Sophie Foden-Pattinson snapped shots of nine artists this summer as part of an ongoing project aimed at “capturing a narrative of the artists as well as the work they create”.
“Passionate” about art, the idea came after a discussion in which several people expressed an interest in buying local pieces, but didn’t know anything about the artists.
“Admittedly they may not have looked very hard, but I thought how great it would be to give the public an ‘artist digest’ of what was happening on island — artists at home, in their studios,” said the photographer, who began visiting the island five years ago when her parents Nick and Louise Foden-Pattinson moved here for work.
“I hoped to engage an audience who may feel apprehensive about where to purchase local artwork. It’s availability should be enjoyed by all, as is demonstrated by many of the artist displays in Bermudian public spaces.”
She has gifted Kendra Earls, Abi Box, Graham Foster, Carmen Domarco, Eldon Trimingham, Jonathan Northcott, Richard Sutton, Scott King and Val Brown photos to use on their social-media platforms. Now in London, England where she works as a freelance photographer, her plan is to continue shooting when she returns here at Christmas.
She got started with help from Tom Butterfield, the founder and creative director at Masterworks Museum of Bermuda Art.
“I was speaking to him quite a lot about the artists and realised how much I didn’t know. It all kind of brewed an idea of how wonderful it would be to be able to shed light on these artists at home in their studios; what they’ve been doing during lockdown.
“I wanted to give people an insight into where they were, their personality, their space and the materials they use. And that was basically the birth of the project: to share as much information as possible about an artist and hopefully encourage people to think about buying art. What a wonderful way to start collecting people’s work by also knowing them — that was basically the crux of it.”
She’s hoping other artists on the island will want to participate. The high-resolution images she takes are given for free.
“I do understand that it’s quite a personal time and [people might not] want me to come around to their house,” she said. “I totally understood that that’s nerve-racking, especially at this time.
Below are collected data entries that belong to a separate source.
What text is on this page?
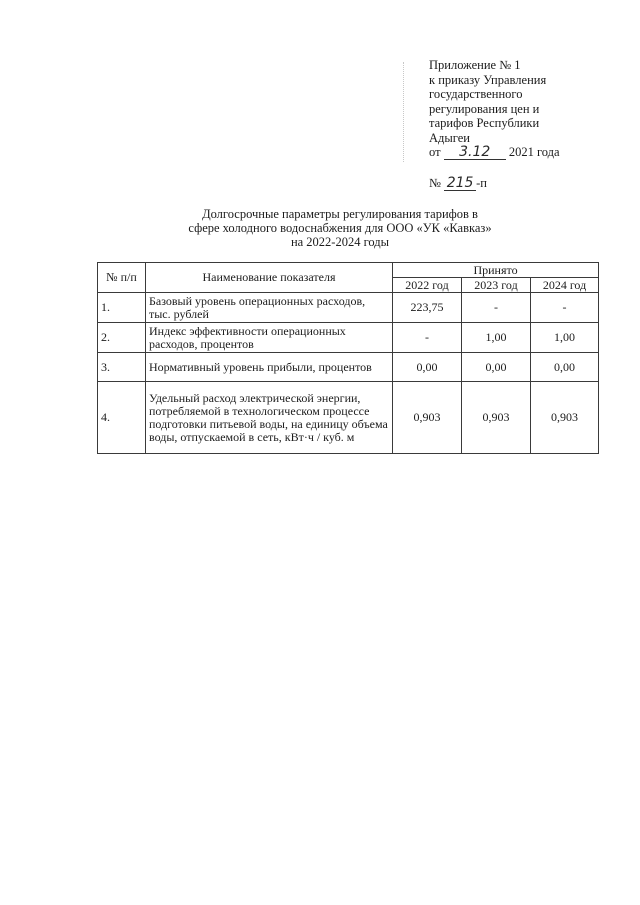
Приложение № 1
к приказу Управления
государственного
регулирования цен и
тарифов Республики
Адыгеи
от 3.12 2021 года
№ 215 -п
Долгосрочные параметры регулирования тарифов в
сфере холодного водоснабжения для ООО «УК «Кавказ»
на 2022-2024 годы
№ п/п	Наименование показателя	Принято		
		2022 год	2023 год	2024 год
1.	Базовый уровень операционных расходов, тыс. рублей	223,75	-	-
2.	Индекс эффективности операционных расходов, процентов	-	1,00	1,00
3.	Нормативный уровень прибыли, процентов	0,00	0,00	0,00
4.	Удельный расход электрической энергии, потребляемой в технологическом процессе подготовки питьевой воды, на единицу объема воды, отпускаемой в сеть, кВт·ч / куб. м	0,903	0,903	0,903
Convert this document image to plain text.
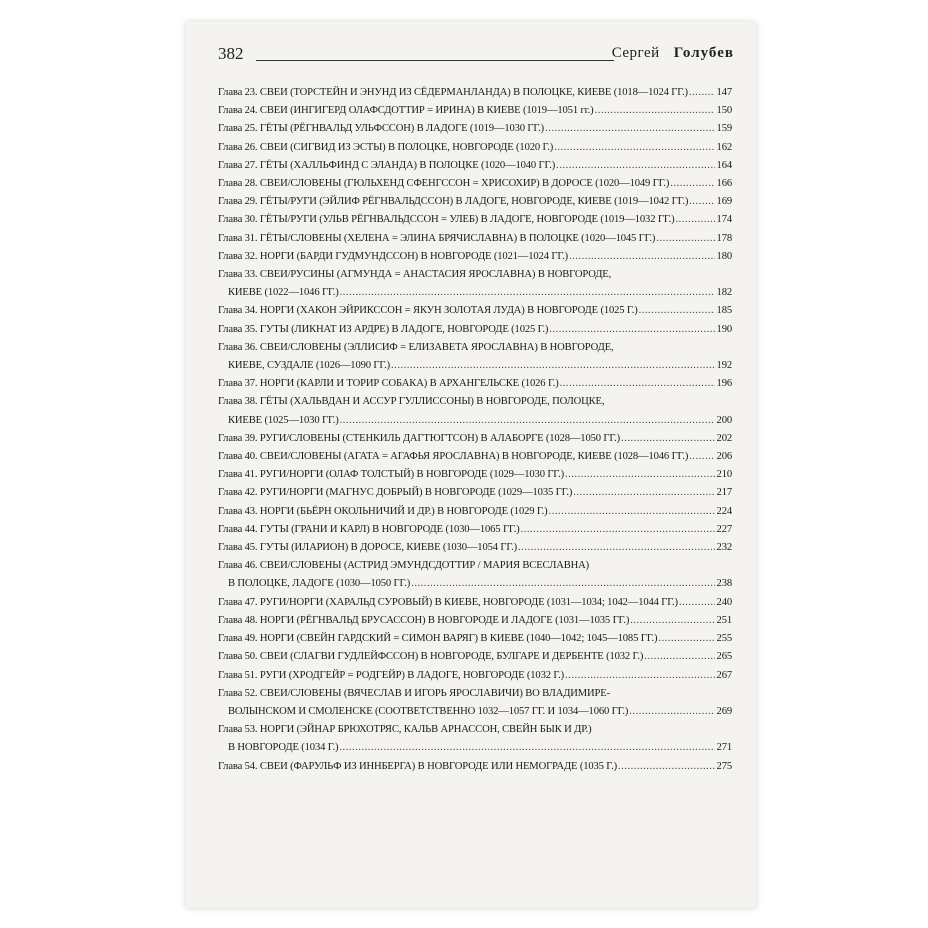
382	Сергей Голубев
Глава 23. СВЕИ (ТОРСТЕЙН И ЭНУНД ИЗ СЁДЕРМАНЛАНДА) В ПОЛОЦКЕ, КИЕВЕ (1018—1024 ГГ.) .....	147
Глава 24. СВЕИ (ИНГИГЕРД ОЛАФСДОТТИР = ИРИНА) В КИЕВЕ (1019—1051 гг.) .....	150
Глава 25. ГЁТЫ (РЁГНВАЛЬД УЛЬФССОН) В ЛАДОГЕ (1019—1030 ГГ.) .....	159
Глава 26. СВЕИ (СИГВИД ИЗ ЭСТЫ) В ПОЛОЦКЕ, НОВГОРОДЕ (1020 Г.) .....	162
Глава 27. ГЁТЫ (ХАЛЛЬФИНД С ЭЛАНДА) В ПОЛОЦКЕ (1020—1040 ГГ.) .....	164
Глава 28. СВЕИ/СЛОВЕНЫ (ГЮЛЬХЕНД СФЕНГССОН = ХРИСОХИР) В ДОРОСЕ (1020—1049 ГГ.) .....	166
Глава 29. ГЁТЫ/РУГИ (ЭЙЛИФ РЁГНВАЛЬДССОН) В ЛАДОГЕ, НОВГОРОДЕ, КИЕВЕ (1019—1042 ГГ.) .....	169
Глава 30. ГЁТЫ/РУГИ (УЛЬВ РЁГНВАЛЬДССОН = УЛЕБ) В ЛАДОГЕ, НОВГОРОДЕ (1019—1032 ГГ.) .....	174
Глава 31. ГЁТЫ/СЛОВЕНЫ (ХЕЛЕНА = ЭЛИНА БРЯЧИСЛАВНА) В ПОЛОЦКЕ (1020—1045 ГГ.) .....	178
Глава 32. НОРГИ (БАРДИ ГУДМУНДССОН) В НОВГОРОДЕ (1021—1024 ГГ.) .....	180
Глава 33. СВЕИ/РУСИНЫ (АГМУНДА = АНАСТАСИЯ ЯРОСЛАВНА) В НОВГОРОДЕ,
КИЕВЕ (1022—1046 ГГ.) .....	182
Глава 34. НОРГИ (ХАКОН ЭЙРИКССОН = ЯКУН ЗОЛОТАЯ ЛУДА) В НОВГОРОДЕ (1025 Г.) .....	185
Глава 35. ГУТЫ (ЛИКНАТ ИЗ АРДРЕ) В ЛАДОГЕ, НОВГОРОДЕ (1025 Г.) .....	190
Глава 36. СВЕИ/СЛОВЕНЫ (ЭЛЛИСИФ = ЕЛИЗАВЕТА ЯРОСЛАВНА) В НОВГОРОДЕ,
КИЕВЕ, СУЗДАЛЕ (1026—1090 ГГ.) .....	192
Глава 37. НОРГИ (КАРЛИ И ТОРИР СОБАКА) В АРХАНГЕЛЬСКЕ (1026 Г.) .....	196
Глава 38. ГЁТЫ (ХАЛЬВДАН И АССУР ГУЛЛИССОНЫ) В НОВГОРОДЕ, ПОЛОЦКЕ,
КИЕВЕ (1025—1030 ГГ.) .....	200
Глава 39. РУГИ/СЛОВЕНЫ (СТЕНКИЛЬ ДАГТЮГТСОН) В АЛАБОРГЕ (1028—1050 ГГ.) .....	202
Глава 40. СВЕИ/СЛОВЕНЫ (АГАТА = АГАФЬЯ ЯРОСЛАВНА) В НОВГОРОДЕ, КИЕВЕ (1028—1046 ГГ.) .....	206
Глава 41. РУГИ/НОРГИ (ОЛАФ ТОЛСТЫЙ) В НОВГОРОДЕ (1029—1030 ГГ.) .....	210
Глава 42. РУГИ/НОРГИ (МАГНУС ДОБРЫЙ) В НОВГОРОДЕ (1029—1035 ГГ.) .....	217
Глава 43. НОРГИ (БЬЁРН ОКОЛЬНИЧИЙ И ДР.) В НОВГОРОДЕ (1029 Г.) .....	224
Глава 44. ГУТЫ (ГРАНИ И КАРЛ) В НОВГОРОДЕ (1030—1065 ГГ.) .....	227
Глава 45. ГУТЫ (ИЛАРИОН) В ДОРОСЕ, КИЕВЕ (1030—1054 ГГ.) .....	232
Глава 46. СВЕИ/СЛОВЕНЫ (АСТРИД ЭМУНДСДОТТИР / МАРИЯ ВСЕСЛАВНА)
В ПОЛОЦКЕ, ЛАДОГЕ (1030—1050 ГГ.) .....	238
Глава 47. РУГИ/НОРГИ (ХАРАЛЬД СУРОВЫЙ) В КИЕВЕ, НОВГОРОДЕ (1031—1034; 1042—1044 ГГ.) .....	240
Глава 48. НОРГИ (РЁГНВАЛЬД БРУСАССОН) В НОВГОРОДЕ И ЛАДОГЕ (1031—1035 ГГ.) .....	251
Глава 49. НОРГИ (СВЕЙН ГАРДСКИЙ = СИМОН ВАРЯГ) В КИЕВЕ (1040—1042; 1045—1085 ГГ.) .....	255
Глава 50. СВЕИ (СЛАГВИ ГУДЛЕЙФССОН) В НОВГОРОДЕ, БУЛГАРЕ И ДЕРБЕНТЕ (1032 Г.) .....	265
Глава 51. РУГИ (ХРОДГЕЙР = РОДГЕЙР) В ЛАДОГЕ, НОВГОРОДЕ (1032 Г.) .....	267
Глава 52. СВЕИ/СЛОВЕНЫ (ВЯЧЕСЛАВ И ИГОРЬ ЯРОСЛАВИЧИ) ВО ВЛАДИМИРЕ-
ВОЛЫНСКОМ И СМОЛЕНСКЕ (СООТВЕТСТВЕННО 1032—1057 ГГ. И 1034—1060 ГГ.) .....	269
Глава 53. НОРГИ (ЭЙНАР БРЮХОТРЯС, КАЛЬВ АРНАССОН, СВЕЙН БЫК И ДР.)
В НОВГОРОДЕ (1034 Г.) .....	271
Глава 54. СВЕИ (ФАРУЛЬФ ИЗ ИННБЕРГА) В НОВГОРОДЕ ИЛИ НЕМОГРАДЕ (1035 Г.) .....	275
I don’t want it to feel like it’s me choosing people, I want to elevate every artist and if they want their photo taken, I’d like to do it.”
She spends about an hour talking with artists while determining the best way to portray them.
“In that time you sort of see people ease up and you see this amazing creative energy. I speak from my photography point of view, but I have a massive love of art and you just kind of see that expression between them and me. We basically create what I feel is a very touching, sort of insider look at an artist. You’re no longer just looking in a gallery at artwork you’re actually opening a book and seeing so much more about the artist.”
Since graduating from Manchester School of Art, Ms Foden-Pattinson has “assisted on shoots around the world for both commercial and editorial clients”.
“This is my first self-directed project. I was working for a photographer in London for two years and then I left him in January and have since gone freelance — not at the best time,” the portrait photographer laughed.
“That’s why I was really interested to push something of my own and I felt very passionate about it. I thought it was just a nice way to give back to the community.”
During the lockdown she created work which she then shared on social media. She searched and found “little from the artists here” although she understood why.
“You make work and you’re sitting at home and you almost feel like there’s a shutter in front of you because you’re quite terrified of projecting yourself,” she said. “I thought by giving them photos of themselves that they’re happy with, it might be a good way of also then engaging them with other people. I thought it would be a way to give the artists on the island a positive sort of push to get people to start buying from them again.
“[The pandemic has] been such a crazy time for everybody, but I think the art industry was really hit. Hopefully by engaging people it might encourage them to support local artists.”
Her thought was that an article in The Royal Gazette would “allow me to move beyond the realm of the people that I know”.
“If people are really interested, I’ll do as many as I can when I’m next here and then come back and do the next bit. To me, I don’t think there’s an end on this. There will always be artists.
“I just think it was fascinating hearing what people’s experiences were — how they kept creating during lockdown, or didn’t. I also wrote a bit of a blurb about each person because I thought the setting was really interesting — where the studios were, what they looked like, how they created. It was just really fascinating seeing exactly where people’s creativity comes from.”